General Consumer Products
The general consumer products industry has three main sectors: manufacturing, marketing, and retail. The manufacturing sector is made up of designers and manufacturers of products. Those in the marketing sector create marketing campaigns to develop interest in and demand for the products. Those in the retail sector sell the goods to consumers. The general consumer products industry also includes many other workers, such as administrative workers (receptionists, secretaries, etc.), human resources professionals, public relations specialists, lawyers, accountants, auditors, customer service representatives, upper level managers and executives, and information management and technology workers.
Manufacturing workers take products from an idea on a piece of paper or computer screen, through the manufacturing stage, to the finished, packaged product that is ready for shipment to retailers and other suppliers. Key workers in this sector include industrial, chemical, environmental, materials, and mechanical engineers; engineering technicians; life scientists (in the food industry); chemists; toxicologists; regulatory affairs, compliance, and quality-assurance professionals; equipment operators; mechanics; packaging workers; helpers; plant managers; and other managers at various levels. Large companies often handle sales and distribution from inside the company, while smaller companies may sell their products through wholesalers who supply retail stores and other sellers with products from many different manufacturers.

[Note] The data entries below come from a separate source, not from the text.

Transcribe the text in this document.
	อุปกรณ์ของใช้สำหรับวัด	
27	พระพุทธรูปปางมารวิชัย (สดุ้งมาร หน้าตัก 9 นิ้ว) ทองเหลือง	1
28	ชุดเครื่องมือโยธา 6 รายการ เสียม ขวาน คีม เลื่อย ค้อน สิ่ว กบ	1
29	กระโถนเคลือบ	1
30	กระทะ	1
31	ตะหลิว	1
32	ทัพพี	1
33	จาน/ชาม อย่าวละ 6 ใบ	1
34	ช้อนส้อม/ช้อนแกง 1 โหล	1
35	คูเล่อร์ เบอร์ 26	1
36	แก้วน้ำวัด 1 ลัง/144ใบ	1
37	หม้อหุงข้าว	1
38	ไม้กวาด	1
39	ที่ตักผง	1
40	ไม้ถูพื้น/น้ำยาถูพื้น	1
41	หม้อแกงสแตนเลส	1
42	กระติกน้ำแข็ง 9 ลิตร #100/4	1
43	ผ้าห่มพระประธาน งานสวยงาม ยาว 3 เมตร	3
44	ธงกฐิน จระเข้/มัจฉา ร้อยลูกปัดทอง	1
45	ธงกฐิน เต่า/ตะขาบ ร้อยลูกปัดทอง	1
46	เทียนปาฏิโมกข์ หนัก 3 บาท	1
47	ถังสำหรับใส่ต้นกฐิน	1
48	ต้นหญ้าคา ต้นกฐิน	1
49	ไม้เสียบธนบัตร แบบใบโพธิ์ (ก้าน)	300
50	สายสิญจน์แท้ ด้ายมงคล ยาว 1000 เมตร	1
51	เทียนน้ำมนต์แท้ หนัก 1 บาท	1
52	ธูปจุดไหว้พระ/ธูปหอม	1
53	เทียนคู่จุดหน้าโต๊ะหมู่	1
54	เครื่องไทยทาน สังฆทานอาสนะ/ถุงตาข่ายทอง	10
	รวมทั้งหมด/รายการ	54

Companies and retailers spend hundreds of millions of dollars to create interest in their products, so it is important that they have strong marketing departments in place to help make their products stand out from those of their competitors. Popular marketing careers include copywriters, art directors, print and digital designers, packaging designers, brand managers, marketing research specialists, and marketing managers. Companies are increasingly seeking marketing professionals with experience in online marketing (especially using social media and mobile media). Some companies have in-house marketing departments, while others work with outside agencies.
Retail stores are the lifeblood of the general consumer products industry. Products are sold in retail settings such as department stores, “big box” stores, supermarkets, drug stores, and specialty stores (such as those that specialize in cosmetics, shoes, or sporting goods). They are also sold online, by direct mail, and sometimes door-to-door. Sales occupations include retail sales workers and managers, door-to-door sales workers, merchandise displayers, store security workers, buyers, and stock clerks.
Major trends in the industry focus on how workers are treated and goods are produced.
Many manufacturing jobs previously located in the United States have been or are being relocated to foreign countries, such as China and other developing nations, in which wages for workers are not as high as they are for American workers. Some manufacturing began to return or increase in the U.S. in recent years. At the same time, the public is demanding the ethical treatment and fair pay of manufacturing workers abroad and at home. There is also an increasing emphasis on the development of “green” products and manufacturing practices. Additionally, companies are creating specialized marketing campaigns for special-interest groups, such as Latino consumers.
The growth of the Internet—especially social media and mobile media—as a means to reach consumers has also affected marketing. One other trend is the growing use of nanotechnology, which is defined by Cosmeticsinfo.org as “the development of materials that have at least one measured dimension in the range of 1–100 nanometers (1 nanometer = 1 billionth of a meter).” By developing materials and structures at a molecular level, nanotechnology can increase the effectiveness of products (such as pants that repel water, tennis balls that last longer, and faster and more powerful computers), and its use in manufacturing is expected to, according to the U.S. Department of Labor, “help conserve energy needed to produce chemicals and reduce the amount of waste products, making the manufacturing process more efficient.”